I am also doing tech ins with Barbora and she has been helping me with my stress during the course, we talk about my feelings and how the human skills might be helping or she might suggest things i can do to help with stress. Listening to music while doing homework is another practise i have been doing to help with stress, i find it really helpful as whenver i get stuck or fustrated i can just put dwn the keyboard and enjoy something i like.


What are some of my key needs at the moment and are there some strategies I could try for meeting these needs?


My needs right now are not something that stands out to me a lot if i am honest. I do wake up in the morning and feel tired for the first few hours but i feel that is normal, i am however getting enough sleep, i am making sure of that. i don't feel like my physical wellbeing is in bad shape at the moment and that is something that im proud of.
As for my social and spiritual wellbeings, i might not be going through my best time when it comes to these to aspects of my life but i feel like the bootcamp is almost at an end.
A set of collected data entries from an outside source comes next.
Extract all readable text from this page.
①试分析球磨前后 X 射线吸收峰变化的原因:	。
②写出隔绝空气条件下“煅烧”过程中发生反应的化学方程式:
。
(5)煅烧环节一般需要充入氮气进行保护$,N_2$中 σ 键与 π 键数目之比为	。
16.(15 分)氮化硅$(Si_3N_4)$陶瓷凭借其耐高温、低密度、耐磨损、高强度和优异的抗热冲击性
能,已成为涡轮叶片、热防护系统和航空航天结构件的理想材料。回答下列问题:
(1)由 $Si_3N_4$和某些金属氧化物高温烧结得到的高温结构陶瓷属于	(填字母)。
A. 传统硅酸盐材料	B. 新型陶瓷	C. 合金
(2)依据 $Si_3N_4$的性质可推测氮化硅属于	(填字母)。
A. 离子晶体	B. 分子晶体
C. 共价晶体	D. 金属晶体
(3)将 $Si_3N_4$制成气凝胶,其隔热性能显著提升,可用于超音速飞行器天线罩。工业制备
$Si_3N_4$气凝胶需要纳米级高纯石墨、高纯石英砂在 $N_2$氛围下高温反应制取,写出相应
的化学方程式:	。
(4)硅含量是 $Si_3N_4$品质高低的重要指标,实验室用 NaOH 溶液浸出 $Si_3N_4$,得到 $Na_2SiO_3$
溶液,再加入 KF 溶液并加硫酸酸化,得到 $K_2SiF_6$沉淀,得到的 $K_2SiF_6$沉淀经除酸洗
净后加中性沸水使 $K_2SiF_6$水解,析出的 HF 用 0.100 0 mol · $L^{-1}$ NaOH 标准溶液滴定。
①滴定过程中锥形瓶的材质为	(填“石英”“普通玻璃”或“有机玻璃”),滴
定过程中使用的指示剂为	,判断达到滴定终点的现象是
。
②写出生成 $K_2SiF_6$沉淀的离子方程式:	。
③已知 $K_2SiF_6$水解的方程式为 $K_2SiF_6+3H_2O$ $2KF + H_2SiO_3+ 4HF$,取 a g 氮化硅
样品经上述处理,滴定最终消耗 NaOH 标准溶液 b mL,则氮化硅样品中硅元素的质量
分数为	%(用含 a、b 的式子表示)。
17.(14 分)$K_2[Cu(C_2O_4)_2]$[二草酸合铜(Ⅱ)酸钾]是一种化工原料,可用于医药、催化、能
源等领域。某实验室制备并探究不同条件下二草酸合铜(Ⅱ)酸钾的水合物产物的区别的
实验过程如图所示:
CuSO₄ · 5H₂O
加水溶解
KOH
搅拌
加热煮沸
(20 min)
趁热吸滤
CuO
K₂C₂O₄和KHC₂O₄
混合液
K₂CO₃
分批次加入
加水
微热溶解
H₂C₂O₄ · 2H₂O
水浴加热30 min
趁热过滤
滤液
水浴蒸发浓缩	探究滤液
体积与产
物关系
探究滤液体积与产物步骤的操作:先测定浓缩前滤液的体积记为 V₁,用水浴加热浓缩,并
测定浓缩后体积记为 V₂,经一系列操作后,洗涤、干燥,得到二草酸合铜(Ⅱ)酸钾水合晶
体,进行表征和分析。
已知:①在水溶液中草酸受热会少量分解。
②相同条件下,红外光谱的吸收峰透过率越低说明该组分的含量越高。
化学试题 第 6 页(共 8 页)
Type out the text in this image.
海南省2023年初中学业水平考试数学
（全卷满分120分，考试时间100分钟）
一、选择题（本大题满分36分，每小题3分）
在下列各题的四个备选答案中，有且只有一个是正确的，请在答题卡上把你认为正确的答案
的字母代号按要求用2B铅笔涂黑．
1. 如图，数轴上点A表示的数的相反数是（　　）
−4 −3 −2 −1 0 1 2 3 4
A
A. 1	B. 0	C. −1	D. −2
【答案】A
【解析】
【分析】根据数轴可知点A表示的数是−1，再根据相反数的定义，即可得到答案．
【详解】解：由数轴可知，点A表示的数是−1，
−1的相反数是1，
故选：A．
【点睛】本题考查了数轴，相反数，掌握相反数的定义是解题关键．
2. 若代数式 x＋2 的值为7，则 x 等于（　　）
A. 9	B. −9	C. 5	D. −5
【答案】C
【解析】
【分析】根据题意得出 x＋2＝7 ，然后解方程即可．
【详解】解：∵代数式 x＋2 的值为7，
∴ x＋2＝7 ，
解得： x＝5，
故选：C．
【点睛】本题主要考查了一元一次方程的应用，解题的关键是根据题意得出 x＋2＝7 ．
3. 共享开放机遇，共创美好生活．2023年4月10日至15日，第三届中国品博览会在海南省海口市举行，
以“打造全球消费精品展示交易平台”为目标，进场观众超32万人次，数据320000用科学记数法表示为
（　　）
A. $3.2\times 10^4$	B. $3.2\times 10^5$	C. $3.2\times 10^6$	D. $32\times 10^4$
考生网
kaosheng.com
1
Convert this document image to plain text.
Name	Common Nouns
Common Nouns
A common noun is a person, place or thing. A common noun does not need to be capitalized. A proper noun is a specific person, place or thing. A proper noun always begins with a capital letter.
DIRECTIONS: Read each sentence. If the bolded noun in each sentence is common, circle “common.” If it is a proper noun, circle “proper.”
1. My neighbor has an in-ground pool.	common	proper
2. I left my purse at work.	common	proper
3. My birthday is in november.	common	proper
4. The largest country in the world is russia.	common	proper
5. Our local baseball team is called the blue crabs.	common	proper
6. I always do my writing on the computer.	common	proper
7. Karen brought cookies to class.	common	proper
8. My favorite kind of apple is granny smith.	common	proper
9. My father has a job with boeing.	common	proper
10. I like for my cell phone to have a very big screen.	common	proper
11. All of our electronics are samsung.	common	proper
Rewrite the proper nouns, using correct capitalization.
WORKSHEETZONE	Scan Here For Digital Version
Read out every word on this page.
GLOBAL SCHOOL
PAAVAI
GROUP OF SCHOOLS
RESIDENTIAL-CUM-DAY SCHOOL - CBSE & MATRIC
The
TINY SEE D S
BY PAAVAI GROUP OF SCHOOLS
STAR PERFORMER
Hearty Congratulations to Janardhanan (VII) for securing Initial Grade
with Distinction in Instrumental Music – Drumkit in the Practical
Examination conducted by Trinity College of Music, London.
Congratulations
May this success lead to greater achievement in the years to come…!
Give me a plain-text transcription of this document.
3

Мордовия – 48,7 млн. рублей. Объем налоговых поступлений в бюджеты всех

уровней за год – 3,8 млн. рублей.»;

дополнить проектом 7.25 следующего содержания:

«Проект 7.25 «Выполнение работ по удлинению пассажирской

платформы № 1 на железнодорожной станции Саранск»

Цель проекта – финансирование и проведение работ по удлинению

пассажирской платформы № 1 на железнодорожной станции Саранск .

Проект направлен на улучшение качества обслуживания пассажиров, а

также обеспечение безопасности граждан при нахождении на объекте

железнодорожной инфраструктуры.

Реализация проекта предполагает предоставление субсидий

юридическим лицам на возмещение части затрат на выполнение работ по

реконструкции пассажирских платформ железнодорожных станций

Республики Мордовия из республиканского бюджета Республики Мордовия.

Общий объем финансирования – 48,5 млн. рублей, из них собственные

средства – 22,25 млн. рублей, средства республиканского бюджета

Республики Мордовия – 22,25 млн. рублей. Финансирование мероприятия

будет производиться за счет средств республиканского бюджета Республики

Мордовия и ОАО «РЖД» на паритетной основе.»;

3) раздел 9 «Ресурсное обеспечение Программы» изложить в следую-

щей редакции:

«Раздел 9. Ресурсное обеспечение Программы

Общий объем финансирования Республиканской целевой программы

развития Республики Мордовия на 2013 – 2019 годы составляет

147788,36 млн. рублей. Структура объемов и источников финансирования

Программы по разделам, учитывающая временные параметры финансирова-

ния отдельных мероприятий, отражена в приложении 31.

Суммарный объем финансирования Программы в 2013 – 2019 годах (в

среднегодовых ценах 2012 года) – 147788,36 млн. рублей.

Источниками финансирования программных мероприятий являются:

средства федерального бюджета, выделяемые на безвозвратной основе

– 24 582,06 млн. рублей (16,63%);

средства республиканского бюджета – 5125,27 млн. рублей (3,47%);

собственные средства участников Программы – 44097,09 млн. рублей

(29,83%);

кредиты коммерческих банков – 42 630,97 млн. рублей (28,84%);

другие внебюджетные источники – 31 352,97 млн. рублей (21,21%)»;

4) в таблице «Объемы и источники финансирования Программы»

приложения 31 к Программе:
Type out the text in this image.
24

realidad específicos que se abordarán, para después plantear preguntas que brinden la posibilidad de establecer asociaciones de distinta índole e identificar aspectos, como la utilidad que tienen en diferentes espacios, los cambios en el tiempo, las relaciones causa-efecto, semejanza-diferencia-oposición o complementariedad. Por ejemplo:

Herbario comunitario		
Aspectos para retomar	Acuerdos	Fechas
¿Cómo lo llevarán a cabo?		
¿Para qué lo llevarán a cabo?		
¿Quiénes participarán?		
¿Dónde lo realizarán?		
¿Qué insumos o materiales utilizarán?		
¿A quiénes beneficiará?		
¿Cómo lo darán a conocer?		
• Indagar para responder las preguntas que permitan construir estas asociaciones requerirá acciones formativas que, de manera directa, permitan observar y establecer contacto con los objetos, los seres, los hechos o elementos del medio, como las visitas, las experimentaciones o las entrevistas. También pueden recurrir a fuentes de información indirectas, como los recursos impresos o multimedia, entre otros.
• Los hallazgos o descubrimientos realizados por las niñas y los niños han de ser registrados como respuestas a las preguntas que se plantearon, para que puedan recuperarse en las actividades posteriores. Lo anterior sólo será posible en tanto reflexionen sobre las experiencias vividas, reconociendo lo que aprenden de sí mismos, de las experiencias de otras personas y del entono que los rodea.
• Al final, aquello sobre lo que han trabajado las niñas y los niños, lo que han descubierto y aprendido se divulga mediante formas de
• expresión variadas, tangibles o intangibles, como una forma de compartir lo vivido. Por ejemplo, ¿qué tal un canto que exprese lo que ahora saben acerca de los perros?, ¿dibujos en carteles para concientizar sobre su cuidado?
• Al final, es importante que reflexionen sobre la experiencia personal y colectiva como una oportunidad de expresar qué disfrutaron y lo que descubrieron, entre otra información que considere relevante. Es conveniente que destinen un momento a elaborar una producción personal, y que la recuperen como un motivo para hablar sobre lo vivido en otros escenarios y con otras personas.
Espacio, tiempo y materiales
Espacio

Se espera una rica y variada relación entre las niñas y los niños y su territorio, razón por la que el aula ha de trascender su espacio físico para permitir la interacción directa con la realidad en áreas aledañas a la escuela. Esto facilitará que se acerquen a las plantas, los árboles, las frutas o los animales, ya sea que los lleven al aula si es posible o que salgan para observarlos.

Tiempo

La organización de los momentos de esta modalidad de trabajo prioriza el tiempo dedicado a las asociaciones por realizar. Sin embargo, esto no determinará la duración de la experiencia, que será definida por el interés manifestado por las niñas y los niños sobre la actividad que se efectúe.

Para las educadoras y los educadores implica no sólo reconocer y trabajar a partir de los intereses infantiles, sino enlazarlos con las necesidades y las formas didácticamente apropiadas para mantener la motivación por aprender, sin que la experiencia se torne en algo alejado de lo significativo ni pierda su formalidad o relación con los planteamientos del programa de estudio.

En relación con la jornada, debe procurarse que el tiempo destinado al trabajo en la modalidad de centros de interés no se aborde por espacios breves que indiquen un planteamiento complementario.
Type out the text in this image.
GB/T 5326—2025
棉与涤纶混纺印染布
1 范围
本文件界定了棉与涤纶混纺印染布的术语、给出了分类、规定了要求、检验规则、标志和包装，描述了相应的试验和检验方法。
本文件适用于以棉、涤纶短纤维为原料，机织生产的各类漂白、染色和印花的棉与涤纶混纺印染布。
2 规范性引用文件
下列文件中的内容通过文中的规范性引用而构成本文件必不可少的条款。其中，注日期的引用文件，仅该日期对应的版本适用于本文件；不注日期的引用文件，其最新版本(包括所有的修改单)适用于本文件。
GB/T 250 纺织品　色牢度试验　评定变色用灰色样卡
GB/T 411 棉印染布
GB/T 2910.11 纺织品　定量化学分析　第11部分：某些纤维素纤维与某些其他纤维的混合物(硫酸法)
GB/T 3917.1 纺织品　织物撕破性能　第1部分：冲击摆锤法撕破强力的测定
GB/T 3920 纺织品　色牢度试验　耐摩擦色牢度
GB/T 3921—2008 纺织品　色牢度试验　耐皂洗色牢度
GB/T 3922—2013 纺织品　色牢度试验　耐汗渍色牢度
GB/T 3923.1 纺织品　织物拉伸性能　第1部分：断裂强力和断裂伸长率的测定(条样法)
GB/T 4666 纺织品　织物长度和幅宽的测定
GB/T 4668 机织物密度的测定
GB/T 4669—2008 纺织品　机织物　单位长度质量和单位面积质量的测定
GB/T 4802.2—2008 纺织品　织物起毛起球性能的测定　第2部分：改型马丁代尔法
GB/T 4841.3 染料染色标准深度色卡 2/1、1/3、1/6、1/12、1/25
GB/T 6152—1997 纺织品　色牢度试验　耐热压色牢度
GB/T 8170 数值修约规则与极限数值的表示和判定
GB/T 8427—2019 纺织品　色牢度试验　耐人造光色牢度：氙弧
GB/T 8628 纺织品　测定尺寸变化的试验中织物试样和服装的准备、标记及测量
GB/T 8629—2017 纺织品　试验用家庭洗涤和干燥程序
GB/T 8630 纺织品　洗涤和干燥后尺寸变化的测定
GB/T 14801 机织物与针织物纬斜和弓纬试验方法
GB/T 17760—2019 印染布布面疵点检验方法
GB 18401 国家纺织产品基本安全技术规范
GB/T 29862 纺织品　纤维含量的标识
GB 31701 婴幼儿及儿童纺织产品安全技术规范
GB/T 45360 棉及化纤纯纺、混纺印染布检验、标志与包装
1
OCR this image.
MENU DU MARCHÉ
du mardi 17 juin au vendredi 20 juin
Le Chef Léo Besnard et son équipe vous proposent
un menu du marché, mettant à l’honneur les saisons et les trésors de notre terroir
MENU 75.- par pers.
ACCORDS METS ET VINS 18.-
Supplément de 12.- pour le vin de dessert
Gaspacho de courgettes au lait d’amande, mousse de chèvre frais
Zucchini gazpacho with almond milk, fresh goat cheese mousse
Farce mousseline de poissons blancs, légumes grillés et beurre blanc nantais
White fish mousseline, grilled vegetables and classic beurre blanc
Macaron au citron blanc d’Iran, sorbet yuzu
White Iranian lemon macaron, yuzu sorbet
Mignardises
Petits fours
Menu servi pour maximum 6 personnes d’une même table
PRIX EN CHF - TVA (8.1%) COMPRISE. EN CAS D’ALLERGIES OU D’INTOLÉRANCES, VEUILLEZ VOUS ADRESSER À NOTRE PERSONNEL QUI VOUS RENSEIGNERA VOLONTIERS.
I want to focus on finishing my studies and completing the course and right now i dont have the time to focus on my social wellbeing when i also work weekends.
As for my spiritual wellbeing, i don't think i need any improvement as of now or at least i do not see any needs that need urgent care right now. I am aware of what is meaningful and important to me, i feel peaceful and grounded with myself.


What does my stress profile look like? What does stress look like externally (how might others tell)? What does it feel like internally (how might you know)? What do you need when you notice you are stressed?


On the outside is very easy to describe, one of my tells is the fact that my eyes seem to wander around a lot sometimes losing focus of my surroundings. My biggest issue with stress is my eczema around my arms and legs, whenever i feel stress coming, my arms and legs become itchy and i begin to scratch a lot more often. These two things make it easy for others to tell if im stressed.
Internally is a little more difficult to tell, i think when it comes to being stressed inside i start to feel a little bit worried, sad , anxious and insecure. I also feel like i struggle to concentrate a little bit as i tend to have whatever is stressing me at the time in my mind popping up very often.
I guess something that might help when i feel stress is the feeling of reassurance, i feel like if i somehow understood that everything is going to be ok then maybe my symptoms of stress might slowly fade away. Hard to tell but i think that when i feel the stress coming , it might help to step away from the work and maybe go outisde for a walk in the sun, i am not sure if this would be effective but i am willing to try it.


What’s a wellbeing experiment I can try over the next few weeks (this doesn’t have to be a grand time consuming gesture, it could be something small like taking a few deep breaths before opening your computer).


One of the things that has been bothering me lately is how tired i feel the first few hours of the day. My plan for the next few weeks is to get up maybe 15 minutes earlier so that i have a shower in the morning in hopes that it might help me wake up and feel better during the morning period.